Money, money, money, money

I think money is the most personal thing, even moreso than sex. I know that's probably odd, but I would rather talk about sex than about money. I mean, I'm not likely to talk that openly about the specifics of either, but sex *just* edges money out in that revelation race. I think it has to do with how we value ourselves, after we leave the obvious esteem shelter of grades.

I've thought about this today because of The Great TV Purchase of 2KX. We ended up spending a little more than I had hoped to, which was a compromise. We did extensive research, and the set we bought fit our needs (LCD for video games) and was a good brand in terms of reliability (Samsung) and the model was recommended by Consumer Reports. So we decided to get it. And I feel OK about it, I guess. (See? No specifics.)

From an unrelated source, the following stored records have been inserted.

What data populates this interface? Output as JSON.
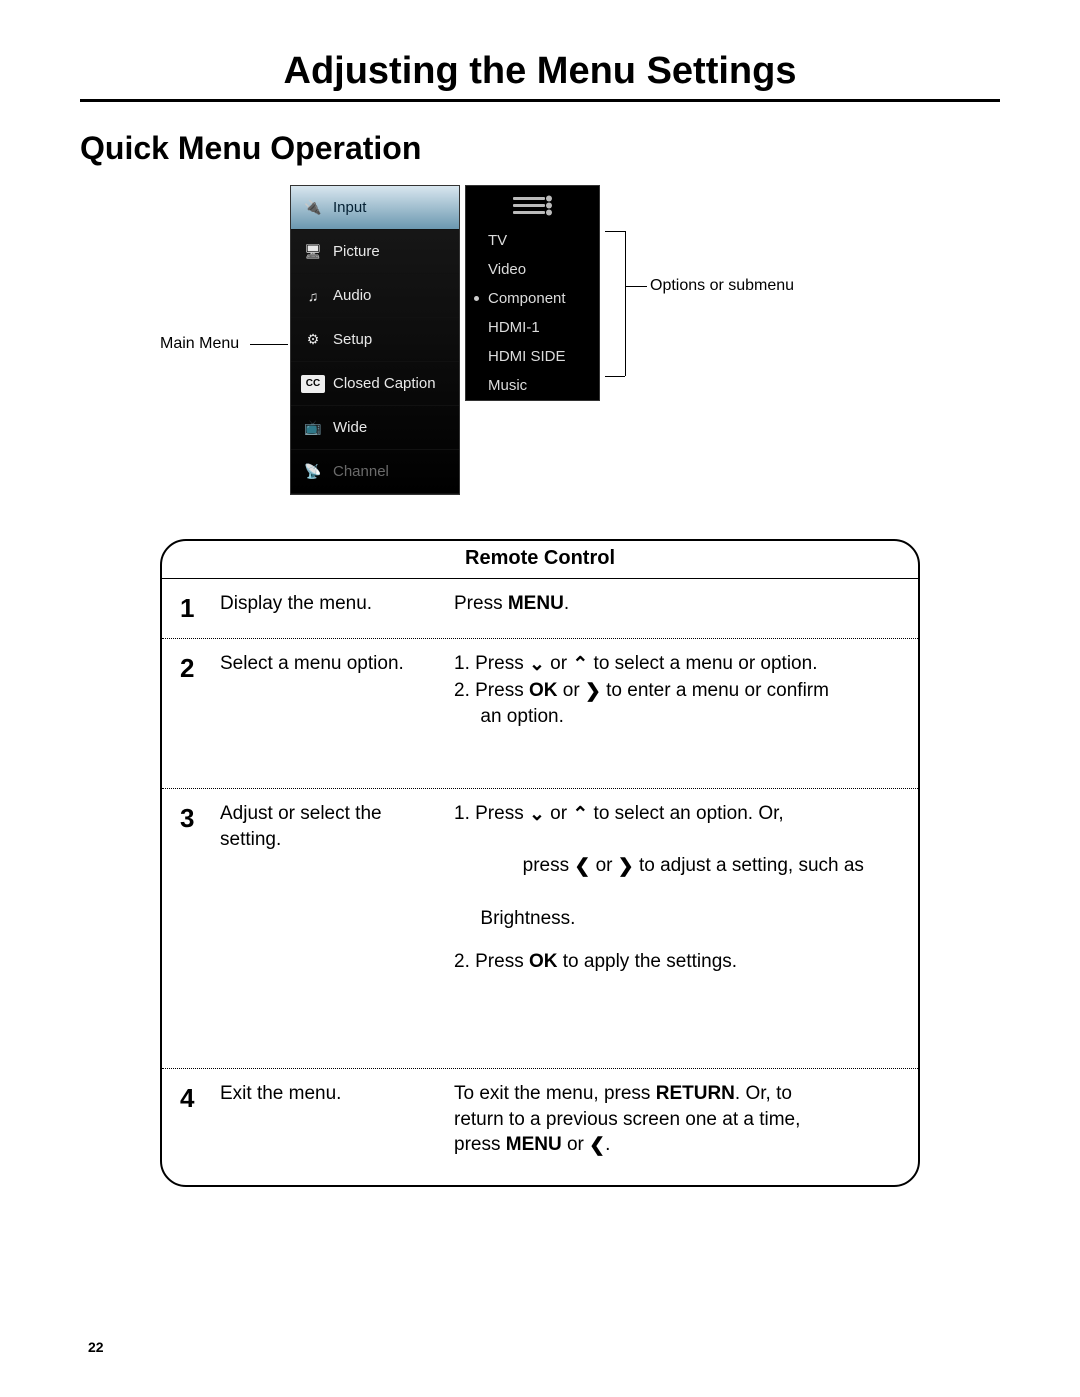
{
  "title": "Adjusting the Menu Settings",
  "section": "Quick Menu Operation",
  "callouts": {
    "main_menu": "Main Menu",
    "submenu": "Options or submenu"
  },
  "tv_menu": {
    "items": [
      {
        "label": "Input",
        "icon": "input-icon",
        "selected": true
      },
      {
        "label": "Picture",
        "icon": "picture-icon",
        "selected": false
      },
      {
        "label": "Audio",
        "icon": "audio-icon",
        "selected": false
      },
      {
        "label": "Setup",
        "icon": "setup-icon",
        "selected": false
      },
      {
        "label": "Closed Caption",
        "icon": "cc-icon",
        "selected": false
      },
      {
        "label": "Wide",
        "icon": "wide-icon",
        "selected": false
      },
      {
        "label": "Channel",
        "icon": "channel-icon",
        "selected": false,
        "dim": true
      }
    ],
    "sub_items": [
      {
        "label": "TV"
      },
      {
        "label": "Video"
      },
      {
        "label": "Component",
        "selected": true
      },
      {
        "label": "HDMI-1"
      },
      {
        "label": "HDMI SIDE"
      },
      {
        "label": "Music"
      }
    ]
  },
  "rc_header": "Remote Control",
  "steps": {
    "1": {
      "num": "1",
      "action": "Display the menu.",
      "remote_prefix": "Press ",
      "remote_btn": "MENU",
      "remote_suffix": "."
    },
    "2": {
      "num": "2",
      "action": "Select a menu option.",
      "l1a": "1.  Press ",
      "l1b": " or ",
      "l1c": " to select a menu or option.",
      "l2a": "2.  Press ",
      "l2_ok": "OK",
      "l2b": " or ",
      "l2c": " to enter a menu or confirm",
      "l2d": "     an option."
    },
    "3": {
      "num": "3",
      "action": "Adjust or select the setting.",
      "l1a": "1.  Press ",
      "l1b": " or ",
      "l1c": " to select an option. Or,",
      "l1d": "     press ",
      "l1e": " or ",
      "l1f": " to adjust a setting, such as",
      "l1g": "     Brightness.",
      "l2a": "2.  Press ",
      "l2_ok": "OK",
      "l2b": "  to apply the settings."
    },
    "4": {
      "num": "4",
      "action": "Exit the menu.",
      "l1a": "To exit the menu, press ",
      "l1_return": "RETURN",
      "l1b": ". Or, to",
      "l2": "return to a previous screen one at a time,",
      "l3a": "press ",
      "l3_menu": "MENU",
      "l3b": " or ",
      "l3c": "."
    }
  },
  "page_number": "22"
}
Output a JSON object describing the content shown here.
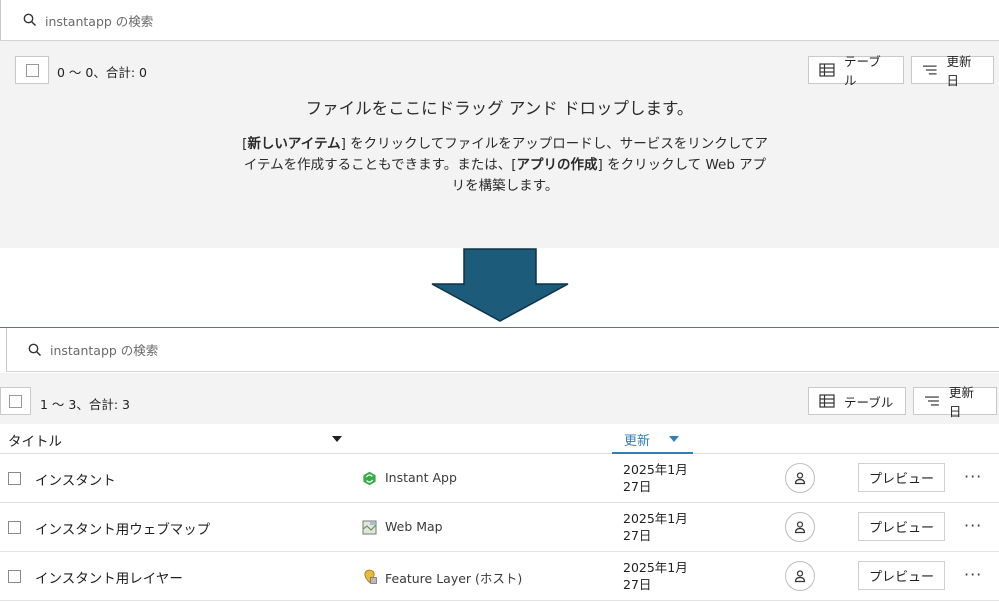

The weird thing was the desire I felt to buy a second flat-screen, for the guest bedroom. It was so strong! But we don't even watch that TV. I'm the one who spends the most time in there, and I *never* turn the TV on. And it still works. And I don't care about image quality. I would happily watch movies on the iPod Touch.

But here I wanted to spend this money, on top of the OTHER money that we just spent. And you know, we probably technically could afford it, but why was I being overwhelmed by the feeling? I don't even want it!

So then I got home and decided that maybe I should turn on the TV to see if I really wanted a new one. I flipped around and landed on Suze Orman. I know a lot of people hate her, but I'm not sure why. Though I never ever watch her (she being on TV and all), I kind of dig her when I do. I think she says a lot of smart things. And she was talking tonight about women's emotional problems with money. And hoo-boy, do I have that. My family was poor, so I feel incredibly guilty for what we have, on top of feeling incredibly grateful, as well as wondering if it will be enough.

But I've decided that I've had enough of all this anxiety about money. My friend Julie recommended a book to me years ago, and I finally bought it on Amazon tonight: Your Money or Your Life. I'm going to choose life.

1 comment:

abbersnail said...

Oh my gosh, I can relate to this post! I finally earned a little bit of "extra" money over Christmastime, and I KNOW I should save it. But there's this voice inside my head that keeps urging me to buy things! I just can't figure out why! So far, I've managed to ignore it, but it's pretty persistent.